Foi no auge do movimento pelos direitos civis nos Estados Unidos e durante a emergência das nações africanas independentes pós-coloniais que ingressaram nas Nações Unidas, que a Convenção Internacional para a Eliminação de Todas as Formas de Discriminação Racial (ICERD) entrou em vigor em 1969.

Este foi um momento crucial na história. O colapso do apartheid na África do Sul, impulsionado em parte pelas Nações Unidas, foi uma das realizações de maior orgulho para a Organização.

Os direitos humanos e a dignidade das pessoas negras na África e em toda a diáspora africana ressoaram como um poderoso sinal para as gerações futuras, de que as Nações Unidas não fechariam os olhos à discriminação racial nem tolerariam a injustiça e o fanatismo sob a proteção de leis injustas . Nesta nova era, as Nações Unidas devem, da mesma maneira, usar sua influência para lembrar novamente os assuntos inacabados de erradicar o racismo e instar a comunidade das nações a remover a mancha do racismo na humanidade.

Saudamos as iniciativas do Secretário-Geral para fortalecer o discurso global anti-racismo, que nos permitirá fazer face ao racismo sistémico a todos os níveis, bem como seu impacto onde quer que exista, inclusive na própria Organização das Nações Unidas.

Se quisermos liderar, devemos fazê-lo pelo exemplo. Para iniciar e sustentar mudanças reais, também devemos ter uma avaliação honesta de como defendemos a Carta da ONU na nossa instituição.

A nossa expressão de solidariedade está de acordo com nossas responsabilidades e obrigações como funcionários internacionais de se defender e se manifestar contra a opressão. Como líderes, partilhamos as crenças centrais e os valores e princípios consagrados na Carta das Nações Unidas que não nos deixam a opção de permanecer em silêncio.

Comprometemo-nos a fazer uso da nossa experiência, liderança e mandatos para abordar as causas profundas e as mudanças estruturais que devem ser implementadas se quisermos acabar com o racismo. 
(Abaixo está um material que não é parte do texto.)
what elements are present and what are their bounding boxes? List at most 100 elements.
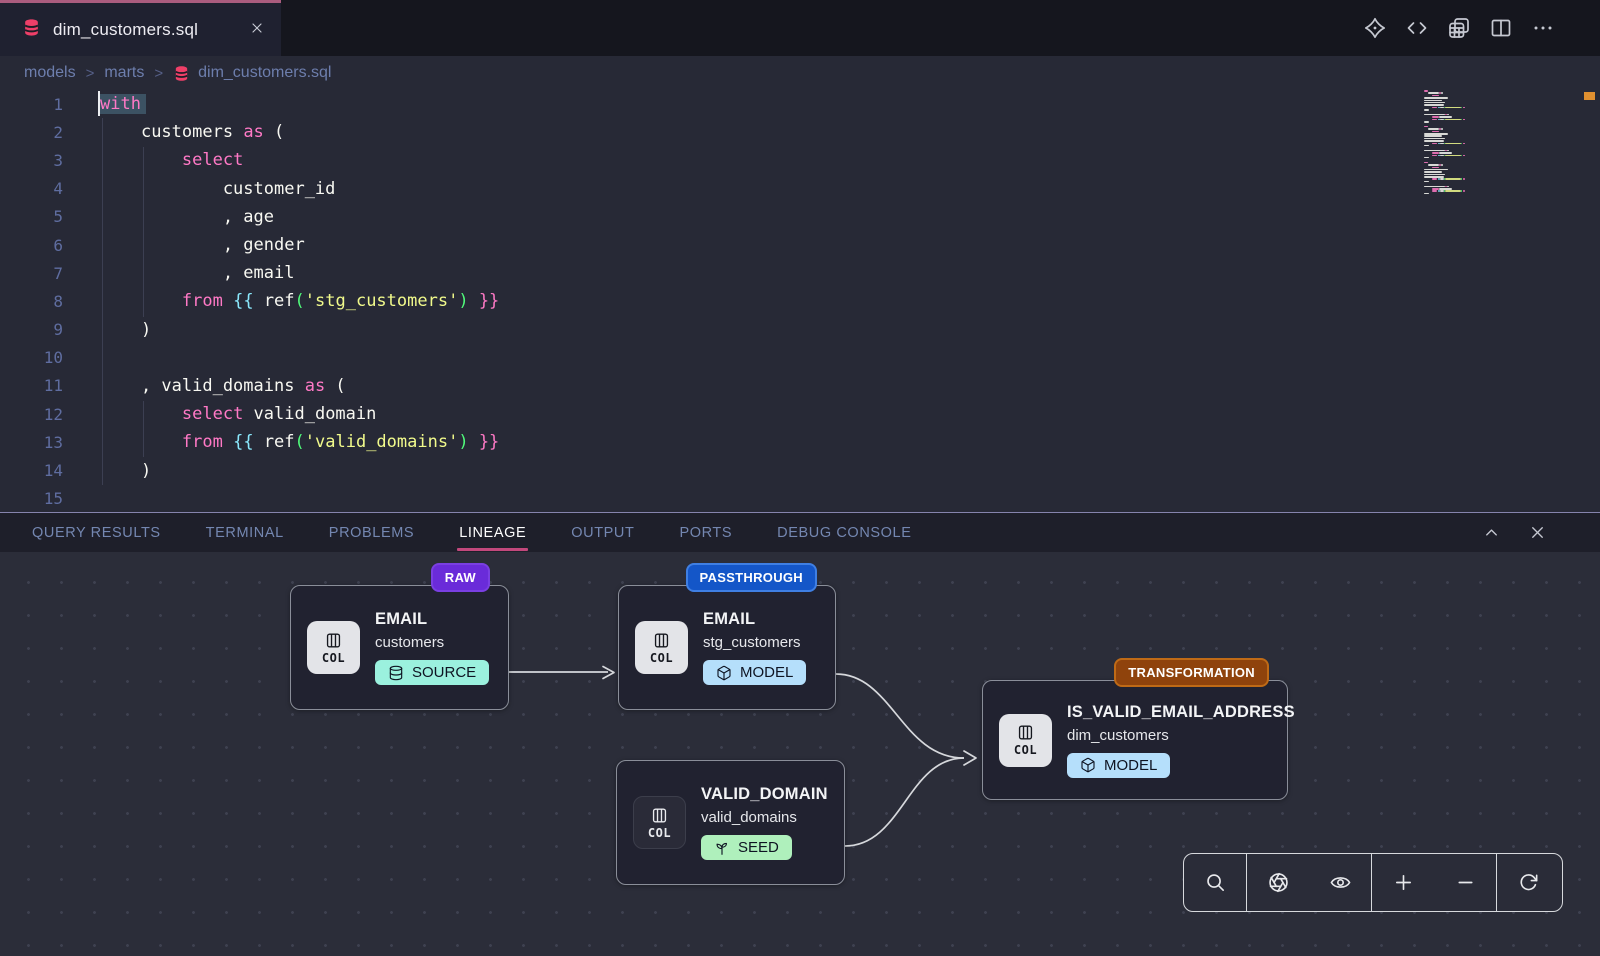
panel-tab-problems[interactable]: PROBLEMS <box>329 525 414 541</box>
lineage-canvas[interactable]: RAWCOLEMAILcustomersSOURCE PASSTHROUGHCOL… <box>0 552 1600 956</box>
query-results-button[interactable] <box>1442 11 1476 45</box>
panel-actions <box>1478 520 1600 546</box>
text-cursor <box>98 91 100 116</box>
more-actions-icon <box>1531 16 1555 40</box>
minimap[interactable] <box>1424 90 1530 198</box>
line-number: 12 <box>0 405 63 424</box>
editor-tab-bar: dim_customers.sql <box>0 0 1600 56</box>
code-line-14: 14 ) <box>0 456 1600 484</box>
code-line-6: 6 , gender <box>0 231 1600 259</box>
minimap-line <box>1424 107 1530 109</box>
toolbar-group <box>1497 854 1559 911</box>
minimap-line <box>1424 114 1530 116</box>
code-text: , email <box>100 263 294 283</box>
line-number: 1 <box>0 95 63 114</box>
badge-label: MODEL <box>1104 757 1157 774</box>
columns-icon <box>1016 723 1035 742</box>
minimap-line <box>1424 116 1530 118</box>
scrollbar-change-marker[interactable] <box>1584 92 1595 100</box>
column-chip: COL <box>999 714 1052 767</box>
minimap-line <box>1424 97 1530 99</box>
eye-button[interactable] <box>1309 855 1371 911</box>
line-number: 9 <box>0 320 63 339</box>
minimap-line <box>1424 195 1530 197</box>
minimap-line <box>1424 123 1530 125</box>
tab-label: dim_customers.sql <box>53 20 198 40</box>
panel-tab-ports[interactable]: PORTS <box>679 525 732 541</box>
panel-tab-debug-console[interactable]: DEBUG CONSOLE <box>777 525 911 541</box>
code-line-15: 15 <box>0 485 1600 512</box>
breadcrumb-item-marts[interactable]: marts <box>104 64 144 82</box>
minimap-line <box>1424 159 1530 161</box>
aperture-button[interactable] <box>1247 855 1309 911</box>
breadcrumb-separator: > <box>154 65 163 82</box>
close-icon[interactable] <box>249 20 265 39</box>
lineage-node-customers[interactable]: RAWCOLEMAILcustomersSOURCE <box>290 585 509 710</box>
lineage-node-stg_customers[interactable]: PASSTHROUGHCOLEMAILstg_customersMODEL <box>618 585 836 710</box>
minimap-line <box>1424 90 1530 92</box>
split-editor-button[interactable] <box>1484 11 1518 45</box>
database-solid-icon <box>173 65 190 82</box>
minimap-line <box>1424 104 1530 106</box>
minimap-line <box>1424 164 1530 166</box>
cube-icon <box>1080 757 1096 773</box>
dbt-button[interactable] <box>1358 11 1392 45</box>
minimap-line <box>1424 167 1530 169</box>
close-icon[interactable] <box>249 20 265 36</box>
minimap-line <box>1424 178 1530 180</box>
code-editor[interactable]: 1with2 customers as (3 select4 customer_… <box>0 90 1600 512</box>
code-text: ) <box>100 461 151 481</box>
search-button[interactable] <box>1184 855 1246 911</box>
minimap-line <box>1424 100 1530 102</box>
columns-icon <box>652 631 671 650</box>
code-line-2: 2 customers as ( <box>0 118 1600 146</box>
more-actions-button[interactable] <box>1526 11 1560 45</box>
code-line-8: 8 from {{ ref('stg_customers') }} <box>0 287 1600 315</box>
minimap-line <box>1424 135 1530 137</box>
code-text: from {{ ref('stg_customers') }} <box>100 291 499 311</box>
line-number: 14 <box>0 461 63 480</box>
line-number: 5 <box>0 207 63 226</box>
panel-tabs: QUERY RESULTS TERMINAL PROBLEMS LINEAGE OUTP… <box>32 525 911 541</box>
line-number: 8 <box>0 292 63 311</box>
panel-tab-output[interactable]: OUTPUT <box>571 525 634 541</box>
chip-label: COL <box>322 651 345 665</box>
editor-tab-dim-customers[interactable]: dim_customers.sql <box>0 0 281 56</box>
line-number: 2 <box>0 123 63 142</box>
minimap-line <box>1424 157 1530 159</box>
panel-tab-query-results[interactable]: QUERY RESULTS <box>32 525 161 541</box>
breadcrumb-item-dim-customers-sql[interactable]: dim_customers.sql <box>173 64 331 82</box>
close-button[interactable] <box>1524 520 1550 546</box>
minimap-line <box>1424 174 1530 176</box>
zoom-in-button[interactable] <box>1372 855 1434 911</box>
edge-valid_domains-to-dim_customers <box>845 758 964 846</box>
minimap-line <box>1424 176 1530 178</box>
lineage-node-dim_customers[interactable]: TRANSFORMATIONCOLIS_VALID_EMAIL_ADDRESSd… <box>982 680 1288 800</box>
breadcrumb-item-models[interactable]: models <box>24 64 76 82</box>
database-icon <box>22 18 41 42</box>
lineage-tag-raw: RAW <box>431 563 490 592</box>
code-button[interactable] <box>1400 11 1434 45</box>
lineage-toolbar <box>1183 853 1563 912</box>
columns-icon <box>650 806 669 825</box>
minimap-line <box>1424 126 1530 128</box>
close-icon <box>1528 523 1547 542</box>
minimap-line <box>1424 109 1530 111</box>
aperture-icon <box>1267 871 1290 894</box>
line-number: 4 <box>0 179 63 198</box>
zoom-out-button[interactable] <box>1434 855 1496 911</box>
minimap-line <box>1424 190 1530 192</box>
minimap-line <box>1424 147 1530 149</box>
lineage-node-valid_domains[interactable]: COLVALID_DOMAINvalid_domainsSEED <box>616 760 845 885</box>
code-line-11: 11 , valid_domains as ( <box>0 372 1600 400</box>
code-line-13: 13 from {{ ref('valid_domains') }} <box>0 428 1600 456</box>
line-number: 7 <box>0 264 63 283</box>
panel-tab-terminal[interactable]: TERMINAL <box>206 525 284 541</box>
panel-tab-lineage[interactable]: LINEAGE <box>459 525 526 541</box>
minimap-line <box>1424 162 1530 164</box>
chevron-up-button[interactable] <box>1478 520 1504 546</box>
line-number: 11 <box>0 376 63 395</box>
refresh-button[interactable] <box>1497 855 1559 911</box>
badge-label: SEED <box>738 839 779 856</box>
breadcrumb-label: dim_customers.sql <box>198 64 331 82</box>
Quase 500 anos após o início do revoltante comércio transatlântico de africanos, chegamos a um ponto crítico no arco do universo moral, quando nos aproximamos em 2024 do final da Década Internacional para Pessoas de Ascendência Africana, a apenas quatro anos. Vamos usar a nossa voz coletiva para cumprir as aspirações das nossas comunidades que esperam que as Nações Unidas exerçam o seu poder moral como instituição para impulsionar a mudança global. Vamos usar nossa voz para contribuir para a realização da própria visão transformadora da África contida na Agenda 2063, que é consistente com a Agenda 2030 do mundo.
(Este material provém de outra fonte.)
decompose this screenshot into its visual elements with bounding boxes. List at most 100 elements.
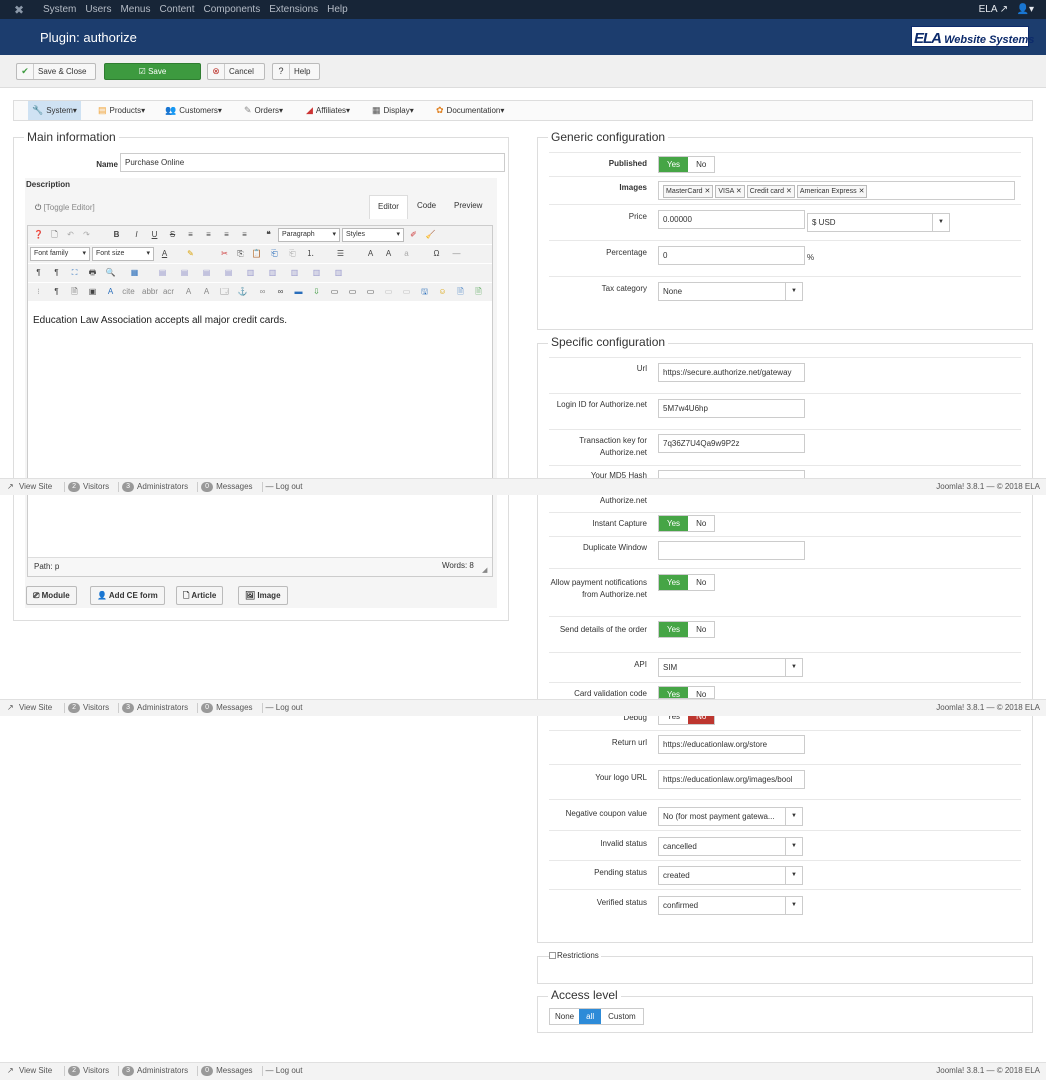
duplicate-window-input[interactable]	[658, 541, 805, 560]
menu-display[interactable]: ▦ Display▾	[368, 101, 418, 120]
menu-orders[interactable]: ✎ Orders▾	[240, 101, 287, 120]
return-url-input[interactable]: https://educationlaw.org/store	[658, 735, 805, 754]
font-icon[interactable]: A	[104, 285, 117, 298]
images-tag-input[interactable]: MasterCard ✕ VISA ✕ Credit card ✕ American …	[658, 181, 1015, 200]
access-level-toggle[interactable]: None all Custom	[549, 1008, 644, 1025]
restrictions-toggle[interactable]: Restrictions	[549, 951, 601, 960]
topnav-system[interactable]: System	[43, 4, 76, 15]
font-family-select[interactable]: Font family ▾	[30, 247, 90, 261]
price-input[interactable]: 0.00000	[658, 210, 805, 229]
copy-icon[interactable]: ⎘	[234, 247, 247, 260]
template-icon[interactable]: 🗎	[68, 285, 81, 298]
ins-icon[interactable]: A	[200, 285, 213, 298]
help-button[interactable]: ? Help	[272, 63, 320, 80]
transaction-key-input[interactable]: 7q36Z7U4Qa9w9P2z	[658, 434, 805, 453]
style-props-icon[interactable]: ▣	[86, 285, 99, 298]
absolute-icon[interactable]: ▭	[346, 285, 359, 298]
cut-icon[interactable]: ✂	[218, 247, 231, 260]
bullet-list-icon[interactable]: ☰	[334, 247, 347, 260]
eraser-icon[interactable]: ✐	[407, 228, 420, 241]
messages-label[interactable]: Messages	[216, 1063, 252, 1079]
table-delete-col-icon[interactable]: ▥	[266, 266, 279, 279]
paste-text-icon[interactable]: ⎗	[268, 247, 281, 260]
abbr-icon[interactable]: abbr	[142, 285, 158, 298]
bold-icon[interactable]: B	[110, 228, 123, 241]
link-icon[interactable]: ∞	[256, 285, 269, 298]
view-site-link[interactable]: ↗ View Site	[7, 1063, 55, 1079]
move-backward-icon[interactable]: ▭	[382, 285, 395, 298]
cite-icon[interactable]: cite	[122, 285, 135, 298]
topnav-components[interactable]: Components	[204, 4, 261, 15]
layer-icon[interactable]: ▭	[328, 285, 341, 298]
restrictions-checkbox[interactable]	[549, 952, 556, 959]
menu-customers[interactable]: 👥 Customers▾	[161, 101, 226, 120]
image-insert-icon[interactable]: ▬	[292, 285, 305, 298]
save-doc-icon[interactable]: 🖫	[418, 285, 431, 298]
access-none[interactable]: None	[550, 1009, 579, 1024]
new-doc-icon[interactable]: 🗋	[48, 228, 61, 241]
font-size-select[interactable]: Font size ▾	[92, 247, 154, 261]
logo-url-input[interactable]: https://educationlaw.org/images/bool	[658, 770, 805, 789]
fullscreen-icon[interactable]: ⛶	[68, 266, 81, 279]
topnav-content[interactable]: Content	[159, 4, 194, 15]
underline-icon[interactable]: U	[148, 228, 161, 241]
omega-icon[interactable]: Ω	[430, 247, 443, 260]
superscript-icon[interactable]: A	[382, 247, 395, 260]
instant-capture-toggle[interactable]: Yes No	[658, 515, 716, 532]
topnav-menus[interactable]: Menus	[120, 4, 150, 15]
table-insert-row-icon[interactable]: ▤	[200, 266, 213, 279]
joomla-logo-icon[interactable]: ✖	[14, 3, 24, 17]
table-delete-icon[interactable]: ▥	[332, 266, 345, 279]
ltr-icon[interactable]: ¶	[32, 266, 45, 279]
table-row-props-icon[interactable]: ▤	[156, 266, 169, 279]
visual-blocks-icon[interactable]: ⁝	[32, 285, 45, 298]
quote-icon[interactable]: ❝	[262, 228, 275, 241]
menu-products[interactable]: ▤ Products▾	[94, 101, 149, 120]
align-justify-icon[interactable]: ≡	[184, 228, 197, 241]
view-site-link[interactable]: ↗ View Site	[7, 700, 55, 716]
image-button[interactable]: 🖼 Image	[238, 586, 288, 605]
media-icon[interactable]: ⇩	[310, 285, 323, 298]
login-id-input[interactable]: 5M7w4U6hp	[658, 399, 805, 418]
show-chars-icon[interactable]: ¶	[50, 285, 63, 298]
anchor-icon[interactable]: ⚓	[236, 285, 249, 298]
url-input[interactable]: https://secure.authorize.net/gateway	[658, 363, 805, 382]
styles-select[interactable]: Styles ▾	[342, 228, 404, 242]
invalid-status-select[interactable]: cancelled ▼	[658, 837, 803, 856]
attributes-icon[interactable]: 🗔	[218, 285, 231, 298]
insert-template-icon[interactable]: 🗎	[472, 285, 485, 298]
cleanup-icon[interactable]: 🧹	[424, 228, 437, 241]
help-circle-icon[interactable]: ❓	[32, 228, 45, 241]
article-button[interactable]: 🗋 Article	[176, 586, 224, 605]
save-button[interactable]: ☑ Save	[104, 63, 201, 80]
paste-icon[interactable]: 📋	[250, 247, 263, 260]
md5-hash-input[interactable]	[658, 470, 805, 478]
topnav-help[interactable]: Help	[327, 4, 348, 15]
undo-icon[interactable]: ↶	[64, 228, 77, 241]
table-merge-icon[interactable]: ▥	[310, 266, 323, 279]
add-ce-form-button[interactable]: 👤 Add CE form	[90, 586, 165, 605]
editor-content[interactable]: Education Law Association accepts all ma…	[33, 315, 287, 326]
hr-icon[interactable]: —	[450, 247, 463, 260]
visual-aid-icon[interactable]: ▭	[400, 285, 413, 298]
name-input[interactable]: Purchase Online	[120, 153, 505, 172]
published-toggle[interactable]: Yes No	[658, 156, 716, 173]
access-all[interactable]: all	[579, 1009, 602, 1024]
move-forward-icon[interactable]: ▭	[364, 285, 377, 298]
toggle-editor-button[interactable]: ⏻ [Toggle Editor]	[35, 203, 95, 213]
card-validation-toggle[interactable]: Yes No	[658, 686, 716, 699]
save-close-button[interactable]: ✔ Save & Close	[16, 63, 96, 80]
pending-status-select[interactable]: created ▼	[658, 866, 803, 885]
del-icon[interactable]: A	[182, 285, 195, 298]
messages-label[interactable]: Messages	[216, 700, 252, 716]
italic-icon[interactable]: I	[130, 228, 143, 241]
logout-link[interactable]: — Log out	[266, 700, 306, 716]
cancel-button[interactable]: ⊗ Cancel	[207, 63, 265, 80]
highlight-icon[interactable]: ✎	[184, 247, 197, 260]
rtl-icon[interactable]: ¶	[50, 266, 63, 279]
text-color-icon[interactable]: A	[158, 247, 171, 260]
tab-editor[interactable]: Editor	[369, 195, 408, 219]
verified-status-select[interactable]: confirmed ▼	[658, 896, 803, 915]
percentage-input[interactable]: 0	[658, 246, 805, 265]
align-center-icon[interactable]: ≡	[202, 228, 215, 241]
A África é o berço da humanidade e o precursor das civilizações humanas. A África como continente deve desempenhar um papel definitivo se o mundo quiser alcançar o desenvolvimento sustentável e a paz. Esse era o sonho dos fundadores da Organização da Unidade Africana, que também era a forte crença de líderes importantes como Kwame Nkrumah e intelectuais eminentes como Cheikh Anta Diop. 

Nunca devemos esquecer as palavras do Presidente Nelson Mandela: "Negar às pessoas seus direitos humanos é desafiar sua própria humanidade". Vamos sempre ter em mente a advertência da líder de direitos civis Fannie Lou Hamer: "Ninguém é livre até que todos sejam livres", ecoado pelo Dr. Martin Luther King Jr., "A injustiça em qualquer lugar é uma ameaça à justiça em todos os lugares". 
As suas palavras foram incorporadas mais tarde ao arco-íris da diversa nação da África do Sul, como soletrado pelo pacificador Arcebispo Desmond Tutu, quando afirmou que `` a libertação dos negros é um pré-requisito absolutamente indispensável para a libertação dos brancos - ninguém será livre até que todos sejamos livres . ”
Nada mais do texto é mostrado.